Through Jesus’ wounds we are healed. May we kneel in adoration before Jesus in the Blessed Sacrament and allow the transfiguring light of His Presence to heal us. Then we’ll be able to see in our own wounds what Christina saw in her cancer. May we all, one glorious day in the Communion of Saints, be transfigured and totally lost in love, so that we may gaze with joy and awe at the dazzling Beauty of God’s Glory!
All of us, gazing with unveiled faces on the glory of the Lord, are being transformed into the same image from glory to glory, as from the Lord, who is the Spirit. (2 Corinthians 3:18)
* The Transfiguration is the fourth Luminous Mystery of the Rosary. It would be good to recite the Luminous Mysteries today and meditate on the fourth Mystery a little longer than usual.

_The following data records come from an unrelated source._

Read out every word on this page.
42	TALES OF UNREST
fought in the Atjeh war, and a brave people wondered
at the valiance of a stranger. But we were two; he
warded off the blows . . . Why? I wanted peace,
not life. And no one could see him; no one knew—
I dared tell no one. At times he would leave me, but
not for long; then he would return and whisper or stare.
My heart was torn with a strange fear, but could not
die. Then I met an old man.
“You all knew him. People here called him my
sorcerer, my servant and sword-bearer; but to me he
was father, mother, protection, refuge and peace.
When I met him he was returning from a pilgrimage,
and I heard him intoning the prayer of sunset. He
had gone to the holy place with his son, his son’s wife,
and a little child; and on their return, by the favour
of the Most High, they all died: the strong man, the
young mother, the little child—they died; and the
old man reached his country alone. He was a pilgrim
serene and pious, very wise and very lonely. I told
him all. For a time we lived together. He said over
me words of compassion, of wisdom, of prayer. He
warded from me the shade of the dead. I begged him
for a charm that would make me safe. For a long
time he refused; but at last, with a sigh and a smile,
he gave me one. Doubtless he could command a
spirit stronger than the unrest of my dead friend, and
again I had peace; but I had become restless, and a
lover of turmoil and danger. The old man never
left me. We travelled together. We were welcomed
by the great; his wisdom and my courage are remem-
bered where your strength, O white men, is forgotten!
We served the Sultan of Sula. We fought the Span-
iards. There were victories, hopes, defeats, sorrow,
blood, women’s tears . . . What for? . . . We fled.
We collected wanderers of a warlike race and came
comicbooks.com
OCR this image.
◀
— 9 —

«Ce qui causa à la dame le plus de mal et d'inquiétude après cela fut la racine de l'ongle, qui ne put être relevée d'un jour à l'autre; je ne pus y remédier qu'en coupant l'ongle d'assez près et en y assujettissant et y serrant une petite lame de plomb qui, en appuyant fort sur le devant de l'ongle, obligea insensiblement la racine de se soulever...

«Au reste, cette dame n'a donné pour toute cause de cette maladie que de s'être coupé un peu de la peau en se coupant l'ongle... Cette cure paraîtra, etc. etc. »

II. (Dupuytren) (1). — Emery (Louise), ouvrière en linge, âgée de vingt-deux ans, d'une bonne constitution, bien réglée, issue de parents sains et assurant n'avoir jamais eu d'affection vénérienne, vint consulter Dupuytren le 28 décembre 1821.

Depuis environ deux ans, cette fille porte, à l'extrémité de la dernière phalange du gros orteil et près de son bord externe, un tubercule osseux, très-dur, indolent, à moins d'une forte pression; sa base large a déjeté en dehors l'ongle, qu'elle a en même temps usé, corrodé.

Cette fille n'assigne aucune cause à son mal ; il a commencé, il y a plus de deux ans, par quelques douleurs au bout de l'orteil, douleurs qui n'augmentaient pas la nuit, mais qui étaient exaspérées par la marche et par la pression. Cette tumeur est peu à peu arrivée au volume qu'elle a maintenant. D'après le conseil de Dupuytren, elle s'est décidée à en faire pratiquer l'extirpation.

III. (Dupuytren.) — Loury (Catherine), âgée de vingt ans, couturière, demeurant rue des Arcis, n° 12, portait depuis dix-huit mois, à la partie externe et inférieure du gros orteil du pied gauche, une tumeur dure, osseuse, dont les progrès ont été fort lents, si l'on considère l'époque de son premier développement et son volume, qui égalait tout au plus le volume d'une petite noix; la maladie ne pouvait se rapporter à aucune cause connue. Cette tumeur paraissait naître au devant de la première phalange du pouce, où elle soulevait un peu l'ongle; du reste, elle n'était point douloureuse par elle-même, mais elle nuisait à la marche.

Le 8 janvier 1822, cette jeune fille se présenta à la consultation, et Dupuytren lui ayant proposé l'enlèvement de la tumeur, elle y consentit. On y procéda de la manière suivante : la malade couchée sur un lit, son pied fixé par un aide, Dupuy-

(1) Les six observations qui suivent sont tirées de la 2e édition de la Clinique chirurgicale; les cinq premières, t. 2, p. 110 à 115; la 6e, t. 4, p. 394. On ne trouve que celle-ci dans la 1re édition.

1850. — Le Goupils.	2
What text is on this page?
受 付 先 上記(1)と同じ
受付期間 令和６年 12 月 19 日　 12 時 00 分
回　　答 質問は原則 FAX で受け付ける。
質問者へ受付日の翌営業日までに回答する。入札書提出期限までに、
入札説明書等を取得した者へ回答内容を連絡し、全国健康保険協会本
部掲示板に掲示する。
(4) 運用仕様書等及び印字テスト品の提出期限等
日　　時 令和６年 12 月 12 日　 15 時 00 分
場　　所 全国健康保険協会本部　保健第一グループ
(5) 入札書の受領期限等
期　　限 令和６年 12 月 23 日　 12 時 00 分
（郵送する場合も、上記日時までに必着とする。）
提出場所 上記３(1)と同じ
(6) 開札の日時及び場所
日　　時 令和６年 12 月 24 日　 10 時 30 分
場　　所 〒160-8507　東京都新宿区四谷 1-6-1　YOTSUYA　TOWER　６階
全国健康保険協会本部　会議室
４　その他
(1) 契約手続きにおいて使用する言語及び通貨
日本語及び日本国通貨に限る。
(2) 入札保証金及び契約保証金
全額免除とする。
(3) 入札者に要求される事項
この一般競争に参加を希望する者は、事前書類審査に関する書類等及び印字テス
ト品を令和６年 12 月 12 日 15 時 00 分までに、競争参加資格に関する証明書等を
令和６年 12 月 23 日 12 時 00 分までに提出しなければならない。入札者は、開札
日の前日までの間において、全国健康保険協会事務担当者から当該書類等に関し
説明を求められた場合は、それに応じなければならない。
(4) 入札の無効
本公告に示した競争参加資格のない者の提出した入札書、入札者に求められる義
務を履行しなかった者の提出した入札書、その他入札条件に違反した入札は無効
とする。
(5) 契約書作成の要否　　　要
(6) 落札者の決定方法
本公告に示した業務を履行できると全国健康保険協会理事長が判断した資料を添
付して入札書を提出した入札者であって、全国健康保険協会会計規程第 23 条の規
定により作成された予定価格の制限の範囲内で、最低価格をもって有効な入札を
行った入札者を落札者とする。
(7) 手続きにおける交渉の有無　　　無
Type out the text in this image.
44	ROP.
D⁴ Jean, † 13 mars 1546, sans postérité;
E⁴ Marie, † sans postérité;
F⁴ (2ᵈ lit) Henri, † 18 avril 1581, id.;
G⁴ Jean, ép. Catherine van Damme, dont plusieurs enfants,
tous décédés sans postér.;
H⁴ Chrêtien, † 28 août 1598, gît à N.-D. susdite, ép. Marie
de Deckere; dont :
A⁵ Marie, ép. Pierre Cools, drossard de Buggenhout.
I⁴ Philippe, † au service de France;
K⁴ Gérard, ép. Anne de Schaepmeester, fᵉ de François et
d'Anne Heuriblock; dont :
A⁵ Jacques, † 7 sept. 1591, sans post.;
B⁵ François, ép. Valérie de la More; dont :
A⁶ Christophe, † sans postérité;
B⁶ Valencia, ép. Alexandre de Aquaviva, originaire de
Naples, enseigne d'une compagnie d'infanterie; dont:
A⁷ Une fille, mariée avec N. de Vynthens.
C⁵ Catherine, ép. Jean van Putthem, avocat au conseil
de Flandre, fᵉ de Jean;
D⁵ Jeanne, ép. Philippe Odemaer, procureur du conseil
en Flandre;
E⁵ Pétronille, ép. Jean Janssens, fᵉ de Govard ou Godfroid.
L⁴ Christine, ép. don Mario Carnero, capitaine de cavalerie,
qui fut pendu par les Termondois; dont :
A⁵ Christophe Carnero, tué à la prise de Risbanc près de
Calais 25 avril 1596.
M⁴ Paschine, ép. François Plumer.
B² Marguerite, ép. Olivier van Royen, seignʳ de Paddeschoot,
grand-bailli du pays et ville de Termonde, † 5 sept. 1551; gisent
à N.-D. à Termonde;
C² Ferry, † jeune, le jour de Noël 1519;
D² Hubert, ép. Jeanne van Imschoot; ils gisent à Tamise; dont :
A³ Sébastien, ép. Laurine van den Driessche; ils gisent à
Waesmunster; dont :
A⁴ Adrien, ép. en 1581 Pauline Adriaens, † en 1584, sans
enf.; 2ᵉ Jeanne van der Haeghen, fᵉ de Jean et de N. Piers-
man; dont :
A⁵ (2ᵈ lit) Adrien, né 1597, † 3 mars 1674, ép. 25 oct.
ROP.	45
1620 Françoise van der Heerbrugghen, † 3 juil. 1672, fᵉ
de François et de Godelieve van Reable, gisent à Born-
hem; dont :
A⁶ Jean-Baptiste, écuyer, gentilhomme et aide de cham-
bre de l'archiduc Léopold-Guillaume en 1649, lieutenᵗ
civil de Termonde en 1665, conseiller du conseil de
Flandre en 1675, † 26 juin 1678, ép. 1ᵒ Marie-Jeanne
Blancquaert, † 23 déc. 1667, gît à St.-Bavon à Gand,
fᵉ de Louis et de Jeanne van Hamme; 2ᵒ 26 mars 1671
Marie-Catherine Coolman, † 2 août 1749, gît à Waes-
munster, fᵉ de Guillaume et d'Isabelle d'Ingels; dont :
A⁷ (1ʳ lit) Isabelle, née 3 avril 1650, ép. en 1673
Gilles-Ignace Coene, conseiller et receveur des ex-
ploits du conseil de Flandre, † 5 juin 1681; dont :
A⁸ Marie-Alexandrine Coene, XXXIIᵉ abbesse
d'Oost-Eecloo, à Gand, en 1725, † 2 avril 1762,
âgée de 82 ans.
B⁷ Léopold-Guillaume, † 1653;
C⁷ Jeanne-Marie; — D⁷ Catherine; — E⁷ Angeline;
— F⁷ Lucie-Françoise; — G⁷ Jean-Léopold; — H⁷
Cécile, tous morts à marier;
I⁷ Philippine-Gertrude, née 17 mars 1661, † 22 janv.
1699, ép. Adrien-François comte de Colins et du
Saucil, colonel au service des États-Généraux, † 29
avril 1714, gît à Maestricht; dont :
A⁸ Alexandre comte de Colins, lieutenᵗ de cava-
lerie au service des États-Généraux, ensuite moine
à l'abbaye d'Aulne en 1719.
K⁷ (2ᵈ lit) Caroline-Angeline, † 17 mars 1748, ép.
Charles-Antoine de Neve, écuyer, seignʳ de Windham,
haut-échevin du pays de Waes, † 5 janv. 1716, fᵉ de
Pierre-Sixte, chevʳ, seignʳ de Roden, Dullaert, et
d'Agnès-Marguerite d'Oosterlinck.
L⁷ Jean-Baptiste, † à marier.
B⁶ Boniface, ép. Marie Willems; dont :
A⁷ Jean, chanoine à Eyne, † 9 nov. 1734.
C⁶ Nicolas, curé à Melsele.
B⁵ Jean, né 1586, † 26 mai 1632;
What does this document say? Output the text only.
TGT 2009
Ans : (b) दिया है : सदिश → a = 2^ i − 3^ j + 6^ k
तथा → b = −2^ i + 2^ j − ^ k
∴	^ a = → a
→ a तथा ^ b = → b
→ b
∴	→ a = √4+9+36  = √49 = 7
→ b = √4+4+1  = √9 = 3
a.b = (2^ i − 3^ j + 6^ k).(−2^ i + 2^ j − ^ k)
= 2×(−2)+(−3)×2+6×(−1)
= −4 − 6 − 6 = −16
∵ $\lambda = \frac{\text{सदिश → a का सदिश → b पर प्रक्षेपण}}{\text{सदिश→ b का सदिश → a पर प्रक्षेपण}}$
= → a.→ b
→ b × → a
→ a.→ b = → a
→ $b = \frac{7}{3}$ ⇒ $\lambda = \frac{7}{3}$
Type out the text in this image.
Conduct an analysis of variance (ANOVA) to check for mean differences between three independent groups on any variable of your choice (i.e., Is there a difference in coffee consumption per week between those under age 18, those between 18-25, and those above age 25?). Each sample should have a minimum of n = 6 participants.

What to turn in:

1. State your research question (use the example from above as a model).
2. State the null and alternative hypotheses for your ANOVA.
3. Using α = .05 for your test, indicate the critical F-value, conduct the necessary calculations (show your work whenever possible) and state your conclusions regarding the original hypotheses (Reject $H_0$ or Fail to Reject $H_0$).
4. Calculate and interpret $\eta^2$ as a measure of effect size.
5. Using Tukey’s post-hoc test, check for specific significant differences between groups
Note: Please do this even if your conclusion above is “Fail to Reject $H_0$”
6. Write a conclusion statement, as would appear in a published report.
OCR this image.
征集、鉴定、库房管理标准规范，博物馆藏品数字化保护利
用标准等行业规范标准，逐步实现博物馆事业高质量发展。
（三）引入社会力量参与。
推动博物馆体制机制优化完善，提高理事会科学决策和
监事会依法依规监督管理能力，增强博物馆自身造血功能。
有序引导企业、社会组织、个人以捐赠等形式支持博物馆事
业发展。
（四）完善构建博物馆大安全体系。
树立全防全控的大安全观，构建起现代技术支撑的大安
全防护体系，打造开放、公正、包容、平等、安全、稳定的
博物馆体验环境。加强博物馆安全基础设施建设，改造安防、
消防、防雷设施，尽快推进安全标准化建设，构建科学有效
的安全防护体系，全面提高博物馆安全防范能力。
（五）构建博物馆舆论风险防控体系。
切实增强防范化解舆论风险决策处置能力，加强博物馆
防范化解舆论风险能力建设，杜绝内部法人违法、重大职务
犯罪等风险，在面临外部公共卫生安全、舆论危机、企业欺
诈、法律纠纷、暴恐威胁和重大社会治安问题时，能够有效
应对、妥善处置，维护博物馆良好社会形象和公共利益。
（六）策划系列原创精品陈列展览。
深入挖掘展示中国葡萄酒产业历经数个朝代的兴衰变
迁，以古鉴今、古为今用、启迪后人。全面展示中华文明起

Sister Marta was born and raised in Managua, Nicaragua. Early in life she experienced an earthquake which claimed thousands of lives and destroyed her hometown. Later, political unrest, Communism, and persecution, especially of young people, caused her to migrate alone to the USA where she met new challenges. After a family tragedy and deeply affected by these adversities, Sister Marta began an inner search for answers to the mystery of life, suffering, truth, and the deepest yearnings of the human heart. She found the answer in Christ. By Divine Providence she met (and joined) the Secular Franciscans in Fresno, California, in 1994, and later, the Sister Disciples of the Divine Master where she discovered, with joy, an undeserved call to the consecrated life. Although a late vocation, she was admitted to the Congregation in 2000. Today, Sister Marta serves the Lord and His Church through her ministry at the Archdiocese of Boston.